Komson: I think the biggest driver of markets, you know, the biggest consideration that investors have to have right now is the nature of the public sector involvement in markets. Going to the crisis, you know, we really had minimal public sector involvement. And after the crisis, we had quantitative easing, we have central banks all over the world easing policy going to negative interest rates, rising assets pumping liquidity into the market. So now that we have growth at a at a point where they can exit -- You know, I think a lot of times, we talked about all, you know, a lot of these folks in the markets, I've never seen a hiking cycle. So therefore, how would they be prepared for this? I would posit that no one's really seen an exit from quantitative easing and asset purchase of this scale. The nature of that public sector involvement in markets is going to take the place of fiscal policy: tax cuts or infrastructure spending or whatnot across the world, or will it just be gone and has to be replaced by the private sector? That question is really important because that's really what drove the markets higher. Risk assets and bonds. And then that the nature of that compression in risk premium or compression volatility -- so central banks try to compress volatility such that the private sector would invest in the markets in order to prop up asset prices.
22:34
Now, they’re doing the reverse thing, right? What's going to happen? So that's, that's really something that, you know, I think about as a big factor and I think that is going to induce a lot of volatility going forward.

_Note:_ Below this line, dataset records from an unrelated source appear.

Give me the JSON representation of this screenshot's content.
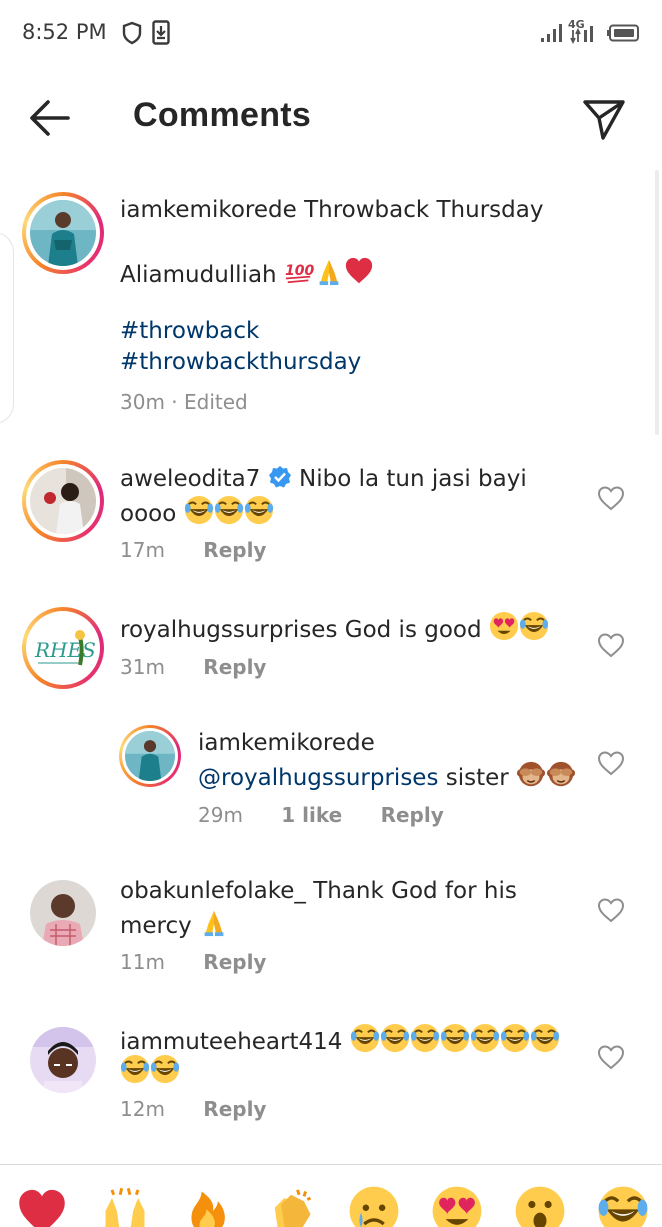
{
  "status_bar": {
    "time": "8:52 PM",
    "network": "4G"
  },
  "header": {
    "title": "Comments"
  },
  "caption": {
    "username": "iamkemikorede",
    "line1": "Throwback Thursday",
    "line2": "Aliamudulliah",
    "hashtags": [
      "#throwback",
      "#throwbackthursday"
    ],
    "time": "30m",
    "edited": "· Edited"
  },
  "comments": [
    {
      "username": "aweleodita7",
      "verified": true,
      "text_line1": "Nibo la tun jasi bayi",
      "text_line2": "oooo",
      "time": "17m",
      "reply": "Reply"
    },
    {
      "username": "royalhugssurprises",
      "text": "God is good",
      "time": "31m",
      "reply": "Reply",
      "avatar_text": "RHES"
    },
    {
      "username": "iamkemikorede",
      "mention": "@royalhugssurprises",
      "text": "sister",
      "time": "29m",
      "likes": "1 like",
      "reply": "Reply"
    },
    {
      "username": "obakunlefolake_",
      "text_line1": "Thank God for his",
      "text_line2": "mercy",
      "time": "11m",
      "reply": "Reply"
    },
    {
      "username": "iammuteeheart414",
      "time": "12m",
      "reply": "Reply"
    }
  ],
  "emoji_bar": [
    "heart",
    "raising-hands",
    "fire",
    "clapping-hands",
    "crying-face",
    "heart-eyes",
    "surprised-face",
    "tears-of-joy"
  ],
  "colors": {
    "text": "#262626",
    "meta": "#8e8e8e",
    "link": "#00376b",
    "verified": "#3897f0"
  }
}
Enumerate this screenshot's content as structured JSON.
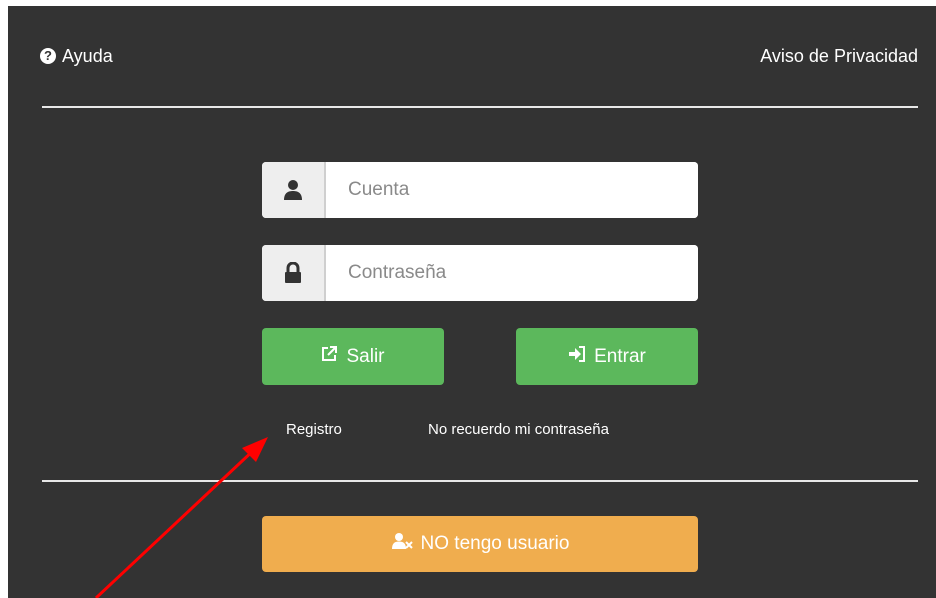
{
  "header": {
    "help_label": "Ayuda",
    "privacy_label": "Aviso de Privacidad"
  },
  "form": {
    "account_placeholder": "Cuenta",
    "password_placeholder": "Contraseña"
  },
  "buttons": {
    "exit_label": "Salir",
    "enter_label": "Entrar",
    "no_user_label": "NO tengo usuario"
  },
  "links": {
    "register": "Registro",
    "forgot_password": "No recuerdo mi contraseña"
  },
  "icons": {
    "help": "question-circle-icon",
    "account": "user-icon",
    "password": "lock-icon",
    "exit": "external-link-icon",
    "enter": "sign-in-icon",
    "no_user": "user-times-icon"
  },
  "colors": {
    "panel": "#333333",
    "success": "#5cb85c",
    "warning": "#f0ad4e",
    "annotation_arrow": "#ff0000"
  }
}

Roman: So you expect volatility to pick up as central banks continue to decrease the money supply.
Komson: Exactly. And I mean, this is an illustration that I keep in mind. So, you know, during the crisis, the policymakers are pushing a big boulder uphill. So what happens when you push a big boulder uphill, you're walking up there, and gravity is helping to stabilize that right, because you can kind of, you know, adjust, you can adjust the momentum. And you have a lot of leverage. And so what they're trying to do now is roll that same boulder, which, by the way, is like three times bigger, back down the hill. And so it's got the control. They're trying to actually raise volatility, not necessarily directly.
Roman: But that's actually the indirect effect of what they're doing.
23:39
Komson: And we're hoping that no one gets crushed. And so I think that you know, going back to, you know, tactical versus strategic, or active versus passive, this is really the best time to be in a tactical manager. It gives you that flexibility, at least gives you a chance, to avoid that boulder. Now, is it going to be easy? No I mean I think it's, you know we're in a very unorthodox economic expansions season and so but it's really exciting to us. You know rates are at the lowest in history right and whatnot but there's so many cross currents. There's overlay of politics, an overlay of long-term structural issues that there's enough to work with for a tactical manager, so we're definitely excited.
Roman: Fantastic Komson, thanks so much for joining us and thanks for being here. And to all listening, thanks for tuning in to the Sage Advisory podcast.